Enfin un dernier obstacle se présente dans la perspective de l’élaboration d’une telle langue parfaite, dira le linguiste Martinet dans ses Eléments de linguistique générale, dans la mesure où cela n’a pas vraiment de sens de parler de « réalité en elle-même », il apparaît effectivement que les perceptions de la réalité sont relatives à chaque culture, voire à chaque individu : c’est la particularité, la conception du monde de chaque société qui va faire que le langage qu’on utilise définira ce que l’on estimera être la réalité. Par exemple, en français, le mot de « travailleur immigré » peut avoir une connotation péjorative selon la relation de chaque individu à la culture française.
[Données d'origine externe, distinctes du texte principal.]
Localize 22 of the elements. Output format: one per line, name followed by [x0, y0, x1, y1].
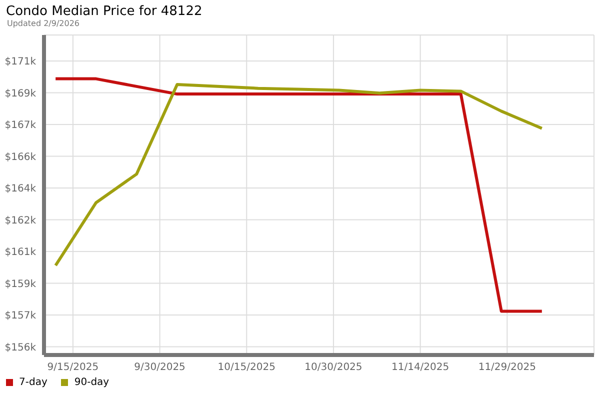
x-tick-label: 11/14/2025	[391, 362, 450, 374]
y-tick-label: $169k	[4, 88, 36, 100]
x-tick-label: 10/15/2025	[218, 362, 276, 374]
x-tick-label: 9/30/2025	[134, 362, 186, 374]
chart-subtitle: Updated 2/9/2026	[6, 19, 81, 29]
y-tick-label: $156k	[4, 342, 36, 354]
line-series	[54, 77, 544, 313]
y-tick-label: $161k	[4, 247, 36, 258]
x-tick-label: 10/30/2025	[304, 362, 362, 374]
y-tick-label: $166k	[4, 152, 36, 163]
line-series	[54, 83, 544, 267]
legend-label: 90-day	[74, 377, 110, 388]
legend-label: 7-day	[19, 377, 48, 388]
y-tick-label: $167k	[4, 120, 36, 132]
y-tick-label: $157k	[4, 310, 36, 322]
y-tick-label: $162k	[4, 215, 36, 226]
y-tick-label: $159k	[4, 278, 36, 290]
y-tick-label: $164k	[4, 184, 36, 195]
x-tick-label: 9/15/2025	[47, 362, 99, 374]
x-tick-label: 11/29/2025	[478, 362, 536, 374]
chart-title: Condo Median Price for 48122	[5, 3, 204, 19]
y-tick-label: $171k	[4, 56, 36, 68]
Or, en allemand, on traduit l’expression « travailleur immigré » par « Gastarbeiter », mot-à-mot ; « l’hôte travailleur ». La conception du monde qui transparaît dans cette expression prend à contre-pied le langage issu de la conception française où l’on a tendance à oublier que c’est nous qui avons convié le « travailleur immigré » à une période où certains secteurs manquaient de main d’œuvre. Ainsi on comprend que la réalité est moulée dans le langage ; ici la langue est une interprétation parmi tant d’autres de la réalité. Le langage découpe la réalité, la façonne à sa guise. On comprend à travers cet exemple qu’il serait difficile d’établir une langue unique car on imposerait une même conception du monde à tous les individus, à tous les peuples ; on retomberait donc dans l’effacement des singularités, dans la victoire de l’homogéneisation.

2) l’art, comme expression adéquate du monde : la poésie comme synthétisant la généralité du langage et la singularité de l’œuvre d’art.

Conclusion

En conclusion on peut donc en déduire que ce n’est pas vraiment le langage qui pose le problème de la communication parfaite mais plutôt l’usage de ce langage. Donc le langage confère certes un pouvoir de communication mais qui peut être altéré par le manque de maîtrise que l’on en a.